Удивился Сумарок — дурачеству ихнему. Добро бы за-ради любушки-голубушки, что по сердцу, а так — скалозубки-вертихвостки ряженые. Сумарок таких знал: что ему горе, то им в смех.

Поморщился, отгоняя личное, прилипчивое.

Меж тем за разговорами солнце окончательно своротило. Захолодало вокруг, зашуршало, точно ночь-змеища кольцами обвила. Смельчаки притихли.

Сумарок подобрался.

— Ой, лихо, — ломко молвил младший, пожимаясь. — А чай, не поверят нам девки?

— Поверят, коли огонец им поднесем, — тихо возразил старший. — Он-то, огонец, в самой чащобке пасется, на самом куреве-пажеке, что подле охотниковой заимки.

Сумарок слушал, диву давался. На какие только глупости не толкает людей любовность!

— Обратно нам идти, — сказал решительно, — нельзя тут. Злое место.

Братья дружно покивали. Сумарок дух перевел — не пришлось долго увещевать.

— Только огонец споймаем, и сразу обратно, — глыбко пробасил старший.

Сумарок закатил глаз. И силком-силой не уволочь, и бросить никак. Выручили его ребята, теперь и его черед, значится.

Может, и не вылезет сеночь неведома вражина? Подумав, рассудил Сумарок, что скорше будет туда-обратно обернуться, нежли на месте лбами бодаться.

Пошли, благо старший место знал. Наперед назвали себя: бородатый сказался Юрасом, младший по-простому на Младена откликался.

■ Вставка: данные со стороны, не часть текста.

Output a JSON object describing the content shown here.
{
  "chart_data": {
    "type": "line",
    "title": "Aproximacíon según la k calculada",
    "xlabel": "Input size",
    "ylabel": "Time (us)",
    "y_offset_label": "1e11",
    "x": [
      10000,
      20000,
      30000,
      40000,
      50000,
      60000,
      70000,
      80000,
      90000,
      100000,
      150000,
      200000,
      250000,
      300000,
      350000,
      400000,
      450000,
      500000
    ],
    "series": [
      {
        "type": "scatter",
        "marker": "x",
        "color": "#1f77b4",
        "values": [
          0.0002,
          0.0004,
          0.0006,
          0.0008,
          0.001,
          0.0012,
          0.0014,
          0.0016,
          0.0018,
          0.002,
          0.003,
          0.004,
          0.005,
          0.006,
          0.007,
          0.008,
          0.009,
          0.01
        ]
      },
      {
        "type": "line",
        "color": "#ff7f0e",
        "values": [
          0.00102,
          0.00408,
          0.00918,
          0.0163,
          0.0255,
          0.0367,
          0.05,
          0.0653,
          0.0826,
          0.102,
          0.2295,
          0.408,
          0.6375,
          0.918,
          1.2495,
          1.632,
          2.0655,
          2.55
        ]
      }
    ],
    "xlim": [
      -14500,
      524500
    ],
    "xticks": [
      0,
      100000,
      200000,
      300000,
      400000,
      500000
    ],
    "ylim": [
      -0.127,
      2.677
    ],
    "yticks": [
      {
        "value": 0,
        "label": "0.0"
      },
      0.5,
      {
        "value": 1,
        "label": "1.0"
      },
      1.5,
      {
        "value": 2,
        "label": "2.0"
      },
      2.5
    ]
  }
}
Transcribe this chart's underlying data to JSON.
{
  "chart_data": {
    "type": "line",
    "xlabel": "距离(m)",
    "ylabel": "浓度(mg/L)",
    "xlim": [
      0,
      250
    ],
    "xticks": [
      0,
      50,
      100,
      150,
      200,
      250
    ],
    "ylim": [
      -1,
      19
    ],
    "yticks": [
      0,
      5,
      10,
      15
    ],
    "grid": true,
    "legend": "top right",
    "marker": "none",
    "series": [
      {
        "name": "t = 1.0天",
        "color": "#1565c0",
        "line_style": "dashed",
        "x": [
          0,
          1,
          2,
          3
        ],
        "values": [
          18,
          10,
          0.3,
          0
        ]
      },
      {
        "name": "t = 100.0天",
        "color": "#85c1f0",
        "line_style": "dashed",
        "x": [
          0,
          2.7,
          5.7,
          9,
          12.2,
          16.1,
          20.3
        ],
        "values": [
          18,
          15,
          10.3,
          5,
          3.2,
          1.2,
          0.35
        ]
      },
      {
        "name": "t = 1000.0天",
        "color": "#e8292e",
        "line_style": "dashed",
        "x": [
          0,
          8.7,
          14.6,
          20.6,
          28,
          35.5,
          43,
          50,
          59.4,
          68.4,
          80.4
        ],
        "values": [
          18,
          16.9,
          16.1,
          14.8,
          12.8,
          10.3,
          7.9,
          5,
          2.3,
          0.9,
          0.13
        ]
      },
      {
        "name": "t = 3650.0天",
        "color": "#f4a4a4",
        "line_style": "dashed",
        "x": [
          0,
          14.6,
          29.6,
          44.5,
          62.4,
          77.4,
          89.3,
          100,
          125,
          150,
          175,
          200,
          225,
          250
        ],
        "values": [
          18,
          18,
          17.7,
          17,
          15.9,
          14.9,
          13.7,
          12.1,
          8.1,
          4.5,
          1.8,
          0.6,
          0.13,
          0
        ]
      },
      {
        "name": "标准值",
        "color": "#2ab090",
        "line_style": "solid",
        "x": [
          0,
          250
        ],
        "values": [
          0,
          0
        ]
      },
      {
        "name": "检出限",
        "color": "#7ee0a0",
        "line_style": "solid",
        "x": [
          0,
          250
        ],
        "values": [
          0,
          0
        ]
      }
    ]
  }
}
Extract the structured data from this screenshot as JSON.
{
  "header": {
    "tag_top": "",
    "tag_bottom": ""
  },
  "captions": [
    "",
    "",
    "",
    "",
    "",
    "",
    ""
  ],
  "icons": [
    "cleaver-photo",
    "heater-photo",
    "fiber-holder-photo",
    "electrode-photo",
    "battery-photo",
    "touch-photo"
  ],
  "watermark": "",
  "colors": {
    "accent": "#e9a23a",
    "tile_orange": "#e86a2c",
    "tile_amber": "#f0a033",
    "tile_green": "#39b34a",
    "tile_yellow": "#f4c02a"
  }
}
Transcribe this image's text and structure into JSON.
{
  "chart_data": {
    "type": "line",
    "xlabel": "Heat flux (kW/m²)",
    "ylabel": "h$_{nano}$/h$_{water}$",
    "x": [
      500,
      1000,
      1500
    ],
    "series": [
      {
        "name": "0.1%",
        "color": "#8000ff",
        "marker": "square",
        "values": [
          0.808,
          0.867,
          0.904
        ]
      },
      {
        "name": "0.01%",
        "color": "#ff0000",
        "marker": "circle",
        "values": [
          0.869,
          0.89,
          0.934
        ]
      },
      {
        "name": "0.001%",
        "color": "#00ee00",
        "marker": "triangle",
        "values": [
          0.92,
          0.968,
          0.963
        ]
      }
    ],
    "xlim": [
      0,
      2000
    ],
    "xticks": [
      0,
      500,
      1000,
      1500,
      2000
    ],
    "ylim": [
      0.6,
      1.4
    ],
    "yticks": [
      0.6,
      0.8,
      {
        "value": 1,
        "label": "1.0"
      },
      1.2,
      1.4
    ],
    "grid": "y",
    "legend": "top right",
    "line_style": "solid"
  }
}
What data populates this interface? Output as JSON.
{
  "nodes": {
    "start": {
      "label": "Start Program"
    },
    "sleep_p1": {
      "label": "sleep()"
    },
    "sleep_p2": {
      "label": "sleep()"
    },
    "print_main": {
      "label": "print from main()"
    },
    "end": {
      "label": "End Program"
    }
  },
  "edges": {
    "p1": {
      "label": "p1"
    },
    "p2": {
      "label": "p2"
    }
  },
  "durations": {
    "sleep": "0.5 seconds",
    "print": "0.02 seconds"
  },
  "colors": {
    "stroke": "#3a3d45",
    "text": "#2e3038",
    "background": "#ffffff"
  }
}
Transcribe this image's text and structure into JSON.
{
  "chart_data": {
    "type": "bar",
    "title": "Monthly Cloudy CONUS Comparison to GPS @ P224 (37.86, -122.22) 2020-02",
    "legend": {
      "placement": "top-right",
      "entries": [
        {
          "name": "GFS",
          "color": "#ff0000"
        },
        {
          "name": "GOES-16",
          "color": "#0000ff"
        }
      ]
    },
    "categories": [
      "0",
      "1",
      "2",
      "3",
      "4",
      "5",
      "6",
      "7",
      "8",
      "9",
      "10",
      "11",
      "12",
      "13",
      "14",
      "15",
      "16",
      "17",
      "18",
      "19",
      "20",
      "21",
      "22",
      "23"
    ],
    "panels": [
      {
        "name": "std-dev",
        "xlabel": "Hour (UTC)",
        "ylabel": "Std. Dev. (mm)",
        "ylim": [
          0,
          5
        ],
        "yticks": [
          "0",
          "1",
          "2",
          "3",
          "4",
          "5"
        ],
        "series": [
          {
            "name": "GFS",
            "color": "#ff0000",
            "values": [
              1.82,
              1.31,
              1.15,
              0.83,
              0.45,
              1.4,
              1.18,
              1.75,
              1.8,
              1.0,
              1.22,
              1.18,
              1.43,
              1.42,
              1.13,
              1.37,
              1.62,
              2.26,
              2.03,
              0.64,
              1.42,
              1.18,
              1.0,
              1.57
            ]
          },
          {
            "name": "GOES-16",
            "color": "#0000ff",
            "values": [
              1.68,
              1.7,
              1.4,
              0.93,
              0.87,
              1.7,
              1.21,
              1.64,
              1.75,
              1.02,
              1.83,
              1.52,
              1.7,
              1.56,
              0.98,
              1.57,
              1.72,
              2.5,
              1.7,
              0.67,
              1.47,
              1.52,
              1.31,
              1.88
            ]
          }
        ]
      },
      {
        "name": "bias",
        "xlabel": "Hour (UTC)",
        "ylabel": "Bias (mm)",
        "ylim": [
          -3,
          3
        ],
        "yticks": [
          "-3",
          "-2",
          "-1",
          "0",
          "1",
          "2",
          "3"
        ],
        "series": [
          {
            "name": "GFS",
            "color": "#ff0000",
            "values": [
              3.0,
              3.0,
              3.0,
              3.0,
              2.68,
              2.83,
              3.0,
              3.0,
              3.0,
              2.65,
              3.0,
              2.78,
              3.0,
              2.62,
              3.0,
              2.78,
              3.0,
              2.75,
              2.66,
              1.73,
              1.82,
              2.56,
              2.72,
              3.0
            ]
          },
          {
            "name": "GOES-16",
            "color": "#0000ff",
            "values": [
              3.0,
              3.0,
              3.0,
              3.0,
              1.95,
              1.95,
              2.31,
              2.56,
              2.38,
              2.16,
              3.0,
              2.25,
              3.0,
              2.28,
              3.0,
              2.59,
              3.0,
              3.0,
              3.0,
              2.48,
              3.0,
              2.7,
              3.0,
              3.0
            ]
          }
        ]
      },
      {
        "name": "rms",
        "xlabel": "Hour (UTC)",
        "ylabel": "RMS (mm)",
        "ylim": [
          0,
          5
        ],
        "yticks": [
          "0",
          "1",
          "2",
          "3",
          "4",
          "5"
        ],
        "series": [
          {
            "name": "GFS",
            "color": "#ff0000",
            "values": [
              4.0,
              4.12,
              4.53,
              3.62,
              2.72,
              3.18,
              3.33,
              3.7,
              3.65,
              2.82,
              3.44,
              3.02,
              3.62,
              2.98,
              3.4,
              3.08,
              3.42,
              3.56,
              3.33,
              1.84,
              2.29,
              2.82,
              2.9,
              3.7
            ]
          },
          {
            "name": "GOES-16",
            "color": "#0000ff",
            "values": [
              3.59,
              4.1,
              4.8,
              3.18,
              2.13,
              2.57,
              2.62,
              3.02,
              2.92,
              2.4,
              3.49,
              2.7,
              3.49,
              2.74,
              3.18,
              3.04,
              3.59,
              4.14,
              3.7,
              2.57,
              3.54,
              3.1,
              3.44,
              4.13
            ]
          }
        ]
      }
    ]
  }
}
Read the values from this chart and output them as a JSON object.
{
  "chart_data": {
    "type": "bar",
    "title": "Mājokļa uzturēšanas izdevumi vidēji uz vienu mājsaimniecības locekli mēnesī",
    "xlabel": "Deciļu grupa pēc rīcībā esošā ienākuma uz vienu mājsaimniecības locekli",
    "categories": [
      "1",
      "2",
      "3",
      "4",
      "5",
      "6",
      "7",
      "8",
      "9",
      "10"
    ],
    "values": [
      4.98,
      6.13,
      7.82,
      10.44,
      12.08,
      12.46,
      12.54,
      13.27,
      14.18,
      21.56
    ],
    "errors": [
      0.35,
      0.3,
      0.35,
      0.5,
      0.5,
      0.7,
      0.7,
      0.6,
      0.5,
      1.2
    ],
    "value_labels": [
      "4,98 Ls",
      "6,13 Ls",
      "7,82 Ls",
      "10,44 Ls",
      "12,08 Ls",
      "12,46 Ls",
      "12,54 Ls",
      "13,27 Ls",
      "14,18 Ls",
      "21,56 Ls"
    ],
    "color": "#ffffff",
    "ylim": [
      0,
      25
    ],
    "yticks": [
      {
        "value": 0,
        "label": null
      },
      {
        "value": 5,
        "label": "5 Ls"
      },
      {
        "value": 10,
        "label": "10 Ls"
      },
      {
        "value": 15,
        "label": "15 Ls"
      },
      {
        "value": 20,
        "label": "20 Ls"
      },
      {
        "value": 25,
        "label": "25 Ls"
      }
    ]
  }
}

— Что за курево такое? — спросил Сумарок, Глазок освобождая.

— Да как. Прогал, а посерёдочке ровно полянка, а курится-дымится, и вся будто угольями подернута. А по ней, слышь, махоньки таки белы цветочки, а середочка у их алая, вот как вишенка-рябинка... Огонец. Грят, снести такой вот цветочек, дома посадить — так верное средство и от болестей, и от пожарищ, и всяческих худностей...

Сумарок слушал, супился. Огонец какой-то. Пришло на ум другое: светец, комната, тени стены бревенчатые мажут...Жарко, сладко.

Вспотел от дум, спотыкнулся, зашиб ногу. Да гори оно гаром, подумал, по насердке прошипел.

— А при сонышке что, никак за ним не сходить?

— Да можно и при сонышке, — нехотя откликнулся первак, — только какая в том удаль?

Сумарок только вздохнул.

Долго ли, коротко ли, вышли к заимке. Открылось все по сказанному: и избушка, и пажек при ей, и цветочки. От той курилки и светло и тепло делалось. Браты обрадовались, загалдели; полезли цветочек добывать.

Сумарок же башкой вертел. Крупного зверя в Памже не водилось, это еще Злата примолвила, когда Сумарок выпытывал про татя нощного. Самур со свинятками раньше ходил, а посейчас и того нет.

Значит, не зверь тихим шагом шел, по следу крался. Вздохнул Сумарок.

— Юрас, Младен! Давайте в избу, живо!

Младший хотел спорить, но братец его цапнул за химок и — в дверь. Сумарок же отступил, прислушиваясь.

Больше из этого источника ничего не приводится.